Forest Hills Cemetery, Boston, MA
Forest Hills Cemetery, Boston, MA

Jamaica Plain,

MA

United States

Forest Hills Cemetery - MA

In 1848 Mayor Henry A.S. Dearborn advised the Roxbury city council to purchase 71 acres of farmland situated ¾-mile southeast of Jamaica Plain to establish a public, municipal cemetery. Dearborn, who laid out the grounds of Mount Auburn Cemetery in 1831, created a design that took advantage of the site’s rocky hills, wooded dales, pine groves, and picturesque vistas. He laid curvilinear drives and paths around Lake Hibiscus, which had a waterfall and family of swans. With Daniel Brims serving as the first Superintendent, Dearborn created grassy inclines and floral borders and planted thousands of trees, creating an informal arboretum of native oaks, chestnuts, elms, ashes, maples, dogwoods and tulip trees, along with exotic species such as European beeches. Burial plots were often defined by hedges or iron railings. The whole cemetery was enclosed by a wooden fence, with the main entrance marked by an Egyptian Revival-style gate.

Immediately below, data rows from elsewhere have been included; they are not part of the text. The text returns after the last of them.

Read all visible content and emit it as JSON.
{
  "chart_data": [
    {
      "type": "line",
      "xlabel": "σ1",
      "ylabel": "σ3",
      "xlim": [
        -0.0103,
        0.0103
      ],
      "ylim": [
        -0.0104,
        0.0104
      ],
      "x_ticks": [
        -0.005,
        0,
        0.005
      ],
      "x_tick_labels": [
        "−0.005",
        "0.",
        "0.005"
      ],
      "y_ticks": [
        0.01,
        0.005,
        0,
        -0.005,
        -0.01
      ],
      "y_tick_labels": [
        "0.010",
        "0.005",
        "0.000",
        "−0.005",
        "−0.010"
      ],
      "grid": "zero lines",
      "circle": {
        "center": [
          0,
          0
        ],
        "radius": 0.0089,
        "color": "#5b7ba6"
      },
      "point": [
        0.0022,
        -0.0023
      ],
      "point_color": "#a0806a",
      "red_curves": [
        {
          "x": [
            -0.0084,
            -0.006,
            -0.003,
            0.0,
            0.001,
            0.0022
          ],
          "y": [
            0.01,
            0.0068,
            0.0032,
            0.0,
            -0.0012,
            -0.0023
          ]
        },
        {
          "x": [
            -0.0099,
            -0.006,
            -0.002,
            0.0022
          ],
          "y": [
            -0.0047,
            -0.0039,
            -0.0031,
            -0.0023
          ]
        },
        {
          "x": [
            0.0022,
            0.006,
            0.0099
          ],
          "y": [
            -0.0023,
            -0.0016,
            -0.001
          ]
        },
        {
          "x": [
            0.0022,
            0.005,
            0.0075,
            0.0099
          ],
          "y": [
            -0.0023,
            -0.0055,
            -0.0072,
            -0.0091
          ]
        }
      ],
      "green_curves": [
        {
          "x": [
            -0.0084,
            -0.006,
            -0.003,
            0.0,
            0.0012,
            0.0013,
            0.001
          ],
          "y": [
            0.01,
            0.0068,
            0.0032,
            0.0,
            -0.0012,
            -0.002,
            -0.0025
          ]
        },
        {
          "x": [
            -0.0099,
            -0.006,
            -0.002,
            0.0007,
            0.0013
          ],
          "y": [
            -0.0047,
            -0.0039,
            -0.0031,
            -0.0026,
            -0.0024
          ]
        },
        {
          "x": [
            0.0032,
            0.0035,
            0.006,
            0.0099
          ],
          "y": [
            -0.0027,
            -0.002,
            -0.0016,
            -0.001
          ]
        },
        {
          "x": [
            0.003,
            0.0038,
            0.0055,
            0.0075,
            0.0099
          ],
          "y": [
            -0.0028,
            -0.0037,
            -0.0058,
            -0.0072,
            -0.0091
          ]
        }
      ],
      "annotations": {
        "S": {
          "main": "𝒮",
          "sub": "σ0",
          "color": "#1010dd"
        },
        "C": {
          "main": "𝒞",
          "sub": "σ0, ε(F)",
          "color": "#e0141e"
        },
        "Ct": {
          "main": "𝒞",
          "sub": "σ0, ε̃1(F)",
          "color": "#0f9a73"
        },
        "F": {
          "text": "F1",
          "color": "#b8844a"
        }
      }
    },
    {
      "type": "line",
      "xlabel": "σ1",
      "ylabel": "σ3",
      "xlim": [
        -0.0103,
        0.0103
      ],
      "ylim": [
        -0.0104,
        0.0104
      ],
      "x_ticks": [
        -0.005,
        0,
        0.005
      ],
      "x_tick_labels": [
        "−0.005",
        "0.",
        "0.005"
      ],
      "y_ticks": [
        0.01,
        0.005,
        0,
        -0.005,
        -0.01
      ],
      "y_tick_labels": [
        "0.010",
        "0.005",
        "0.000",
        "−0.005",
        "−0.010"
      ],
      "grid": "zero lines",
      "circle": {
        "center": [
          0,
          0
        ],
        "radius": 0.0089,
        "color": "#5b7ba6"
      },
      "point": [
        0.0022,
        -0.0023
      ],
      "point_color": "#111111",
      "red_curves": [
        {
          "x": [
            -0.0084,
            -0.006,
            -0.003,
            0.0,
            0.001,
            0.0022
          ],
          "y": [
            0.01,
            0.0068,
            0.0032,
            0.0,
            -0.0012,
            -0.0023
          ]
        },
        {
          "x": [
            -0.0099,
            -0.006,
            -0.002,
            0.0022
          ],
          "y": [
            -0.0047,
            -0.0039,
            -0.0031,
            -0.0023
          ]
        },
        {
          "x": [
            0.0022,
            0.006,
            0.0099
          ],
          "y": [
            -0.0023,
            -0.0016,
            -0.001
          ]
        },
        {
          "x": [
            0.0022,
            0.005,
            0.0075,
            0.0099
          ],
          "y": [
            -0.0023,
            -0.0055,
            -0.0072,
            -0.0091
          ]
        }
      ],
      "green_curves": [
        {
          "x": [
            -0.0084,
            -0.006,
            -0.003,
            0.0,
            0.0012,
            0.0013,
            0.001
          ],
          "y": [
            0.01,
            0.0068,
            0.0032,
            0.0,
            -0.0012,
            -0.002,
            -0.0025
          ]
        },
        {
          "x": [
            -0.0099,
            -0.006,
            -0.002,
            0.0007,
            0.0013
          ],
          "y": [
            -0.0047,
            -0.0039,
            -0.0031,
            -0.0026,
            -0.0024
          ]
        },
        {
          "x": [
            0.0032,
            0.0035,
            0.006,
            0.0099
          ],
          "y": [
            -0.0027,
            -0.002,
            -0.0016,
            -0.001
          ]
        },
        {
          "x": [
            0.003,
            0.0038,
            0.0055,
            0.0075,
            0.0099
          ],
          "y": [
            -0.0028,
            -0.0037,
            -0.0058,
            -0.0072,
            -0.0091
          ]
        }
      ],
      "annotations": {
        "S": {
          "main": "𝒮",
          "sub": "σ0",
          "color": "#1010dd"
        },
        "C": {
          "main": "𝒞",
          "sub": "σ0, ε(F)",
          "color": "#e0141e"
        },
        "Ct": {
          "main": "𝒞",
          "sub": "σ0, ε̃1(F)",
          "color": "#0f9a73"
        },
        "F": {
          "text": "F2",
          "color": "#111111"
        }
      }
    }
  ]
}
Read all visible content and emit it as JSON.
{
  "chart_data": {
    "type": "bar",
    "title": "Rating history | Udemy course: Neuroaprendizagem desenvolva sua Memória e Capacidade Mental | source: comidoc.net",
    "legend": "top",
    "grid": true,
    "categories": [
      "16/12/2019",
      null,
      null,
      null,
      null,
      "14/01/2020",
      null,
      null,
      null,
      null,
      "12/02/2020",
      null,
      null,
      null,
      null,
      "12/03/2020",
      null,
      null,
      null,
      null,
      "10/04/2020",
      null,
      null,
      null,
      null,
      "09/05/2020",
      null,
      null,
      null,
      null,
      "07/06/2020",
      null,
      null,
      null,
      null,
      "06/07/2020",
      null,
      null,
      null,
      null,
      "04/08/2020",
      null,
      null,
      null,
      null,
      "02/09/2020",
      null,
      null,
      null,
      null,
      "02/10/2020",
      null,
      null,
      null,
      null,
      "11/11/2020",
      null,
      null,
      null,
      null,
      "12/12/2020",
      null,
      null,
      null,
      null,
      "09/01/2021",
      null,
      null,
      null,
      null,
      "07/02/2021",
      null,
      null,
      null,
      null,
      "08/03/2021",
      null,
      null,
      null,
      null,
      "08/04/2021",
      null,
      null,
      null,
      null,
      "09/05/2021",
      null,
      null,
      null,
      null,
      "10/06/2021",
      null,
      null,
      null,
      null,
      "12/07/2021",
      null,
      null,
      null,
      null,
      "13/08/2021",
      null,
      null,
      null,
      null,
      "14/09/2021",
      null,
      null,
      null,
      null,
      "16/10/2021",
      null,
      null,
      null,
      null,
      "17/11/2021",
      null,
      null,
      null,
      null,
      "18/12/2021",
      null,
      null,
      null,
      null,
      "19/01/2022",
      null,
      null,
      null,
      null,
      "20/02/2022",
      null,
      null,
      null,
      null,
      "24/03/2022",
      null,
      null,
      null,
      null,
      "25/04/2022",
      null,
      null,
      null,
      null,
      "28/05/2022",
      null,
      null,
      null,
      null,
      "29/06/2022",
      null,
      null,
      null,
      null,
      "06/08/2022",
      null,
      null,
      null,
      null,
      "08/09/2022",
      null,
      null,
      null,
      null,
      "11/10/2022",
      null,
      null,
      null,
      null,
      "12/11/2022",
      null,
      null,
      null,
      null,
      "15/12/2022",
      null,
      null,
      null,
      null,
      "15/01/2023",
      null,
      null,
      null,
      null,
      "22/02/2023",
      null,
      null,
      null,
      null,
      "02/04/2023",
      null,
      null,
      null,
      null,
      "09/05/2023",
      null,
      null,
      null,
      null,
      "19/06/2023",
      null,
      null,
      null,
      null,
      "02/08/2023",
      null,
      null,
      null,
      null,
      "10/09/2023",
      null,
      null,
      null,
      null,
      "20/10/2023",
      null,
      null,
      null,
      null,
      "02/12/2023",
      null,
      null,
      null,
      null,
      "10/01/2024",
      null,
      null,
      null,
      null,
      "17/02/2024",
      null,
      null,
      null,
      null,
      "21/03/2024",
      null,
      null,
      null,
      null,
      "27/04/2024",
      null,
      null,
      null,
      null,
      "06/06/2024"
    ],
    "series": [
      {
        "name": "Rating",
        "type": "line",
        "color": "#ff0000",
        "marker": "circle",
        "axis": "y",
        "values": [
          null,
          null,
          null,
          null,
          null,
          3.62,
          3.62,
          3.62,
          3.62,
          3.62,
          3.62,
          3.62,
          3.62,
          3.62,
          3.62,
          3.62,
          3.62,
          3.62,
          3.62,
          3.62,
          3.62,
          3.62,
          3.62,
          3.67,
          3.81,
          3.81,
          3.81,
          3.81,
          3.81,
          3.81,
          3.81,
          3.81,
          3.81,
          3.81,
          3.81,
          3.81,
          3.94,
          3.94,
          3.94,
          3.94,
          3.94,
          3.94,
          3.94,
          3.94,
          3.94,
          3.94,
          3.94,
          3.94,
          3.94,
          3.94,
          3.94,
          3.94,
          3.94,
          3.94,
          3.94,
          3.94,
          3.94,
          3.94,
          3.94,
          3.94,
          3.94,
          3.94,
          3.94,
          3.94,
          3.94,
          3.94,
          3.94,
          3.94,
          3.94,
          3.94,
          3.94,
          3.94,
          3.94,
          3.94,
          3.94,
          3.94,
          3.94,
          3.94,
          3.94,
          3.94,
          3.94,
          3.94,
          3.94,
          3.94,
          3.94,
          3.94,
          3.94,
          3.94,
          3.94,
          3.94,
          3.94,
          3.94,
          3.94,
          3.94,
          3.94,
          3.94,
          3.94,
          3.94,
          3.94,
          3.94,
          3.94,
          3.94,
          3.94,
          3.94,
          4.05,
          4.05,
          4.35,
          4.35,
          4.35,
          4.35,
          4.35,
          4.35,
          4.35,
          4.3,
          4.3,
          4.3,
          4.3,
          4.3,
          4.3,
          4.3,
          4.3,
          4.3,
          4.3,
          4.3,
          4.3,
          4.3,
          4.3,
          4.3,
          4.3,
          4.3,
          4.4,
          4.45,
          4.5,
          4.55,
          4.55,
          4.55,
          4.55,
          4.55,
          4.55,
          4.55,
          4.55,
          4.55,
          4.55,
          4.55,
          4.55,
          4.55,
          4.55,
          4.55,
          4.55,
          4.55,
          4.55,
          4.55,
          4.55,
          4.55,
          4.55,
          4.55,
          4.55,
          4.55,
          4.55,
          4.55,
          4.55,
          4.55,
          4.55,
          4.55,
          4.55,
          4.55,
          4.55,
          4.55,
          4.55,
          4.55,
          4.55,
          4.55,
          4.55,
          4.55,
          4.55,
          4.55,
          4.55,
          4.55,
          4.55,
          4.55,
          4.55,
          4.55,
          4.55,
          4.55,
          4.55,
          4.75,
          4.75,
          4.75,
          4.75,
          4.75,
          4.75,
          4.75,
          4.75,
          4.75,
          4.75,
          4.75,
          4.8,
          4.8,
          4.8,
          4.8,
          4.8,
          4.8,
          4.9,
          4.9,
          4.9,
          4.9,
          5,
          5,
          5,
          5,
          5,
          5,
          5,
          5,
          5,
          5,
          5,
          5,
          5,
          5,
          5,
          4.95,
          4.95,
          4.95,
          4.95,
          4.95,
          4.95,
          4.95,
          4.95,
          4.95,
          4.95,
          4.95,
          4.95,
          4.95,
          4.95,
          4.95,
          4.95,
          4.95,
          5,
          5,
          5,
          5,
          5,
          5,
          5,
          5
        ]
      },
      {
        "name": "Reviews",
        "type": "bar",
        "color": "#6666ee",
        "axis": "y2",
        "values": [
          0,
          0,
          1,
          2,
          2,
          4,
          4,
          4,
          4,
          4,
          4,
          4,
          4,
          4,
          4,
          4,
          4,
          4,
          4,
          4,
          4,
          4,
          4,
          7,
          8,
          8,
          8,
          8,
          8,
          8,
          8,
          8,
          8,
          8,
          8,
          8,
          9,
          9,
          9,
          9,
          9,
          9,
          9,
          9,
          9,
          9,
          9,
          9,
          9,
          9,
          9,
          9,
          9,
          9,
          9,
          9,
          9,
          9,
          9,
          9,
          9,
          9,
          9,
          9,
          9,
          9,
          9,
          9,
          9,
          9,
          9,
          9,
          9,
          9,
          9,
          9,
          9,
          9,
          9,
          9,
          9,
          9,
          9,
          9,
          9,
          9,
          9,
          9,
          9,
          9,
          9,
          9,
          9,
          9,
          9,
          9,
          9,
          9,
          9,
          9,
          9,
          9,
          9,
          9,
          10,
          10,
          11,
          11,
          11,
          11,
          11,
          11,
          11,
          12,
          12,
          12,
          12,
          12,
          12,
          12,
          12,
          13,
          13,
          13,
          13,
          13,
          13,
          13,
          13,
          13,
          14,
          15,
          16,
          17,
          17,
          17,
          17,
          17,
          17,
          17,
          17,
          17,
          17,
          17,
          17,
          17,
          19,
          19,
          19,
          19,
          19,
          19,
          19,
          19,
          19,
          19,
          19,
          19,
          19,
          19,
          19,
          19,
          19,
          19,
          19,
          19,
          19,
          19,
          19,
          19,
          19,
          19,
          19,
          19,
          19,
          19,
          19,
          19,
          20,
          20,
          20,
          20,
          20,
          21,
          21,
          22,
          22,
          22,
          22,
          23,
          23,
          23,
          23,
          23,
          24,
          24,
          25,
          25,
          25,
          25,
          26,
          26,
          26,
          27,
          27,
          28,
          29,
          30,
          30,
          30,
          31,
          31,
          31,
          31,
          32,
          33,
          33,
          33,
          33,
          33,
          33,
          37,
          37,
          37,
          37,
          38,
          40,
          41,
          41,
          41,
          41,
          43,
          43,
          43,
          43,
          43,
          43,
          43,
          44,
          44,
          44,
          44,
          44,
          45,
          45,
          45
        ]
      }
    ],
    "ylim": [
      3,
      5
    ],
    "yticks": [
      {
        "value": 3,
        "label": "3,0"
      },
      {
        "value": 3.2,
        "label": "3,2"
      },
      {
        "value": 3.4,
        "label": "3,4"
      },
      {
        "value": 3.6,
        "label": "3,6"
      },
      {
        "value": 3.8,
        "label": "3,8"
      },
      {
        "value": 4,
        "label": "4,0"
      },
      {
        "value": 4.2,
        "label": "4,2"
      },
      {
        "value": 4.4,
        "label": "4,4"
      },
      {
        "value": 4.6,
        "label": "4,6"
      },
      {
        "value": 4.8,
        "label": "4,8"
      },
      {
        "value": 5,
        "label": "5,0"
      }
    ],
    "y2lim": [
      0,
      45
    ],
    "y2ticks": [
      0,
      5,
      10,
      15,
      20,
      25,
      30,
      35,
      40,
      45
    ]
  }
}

In 1871 the granite, Gothic Revival receiving tomb, designed by William Ralph Emerson and Carl Fehmer, was erected south of the main gate on Morton Street, and the Egyptian gate was replaced by a rambling Gothic Revival gatehouse and archway. These changes ushered in an era of elaborate statuary, mausolea, and sculpture carved by notable artists such as Daniel Chester French. By 1893, the cemetery had expanded to 225 acres and included indoor and outdoor columbaria and New England’s first crematorium nearby. Today Forest Hills Cemetery encompasses 275 acres; it was listed in the National Register of Historic Places in 2004.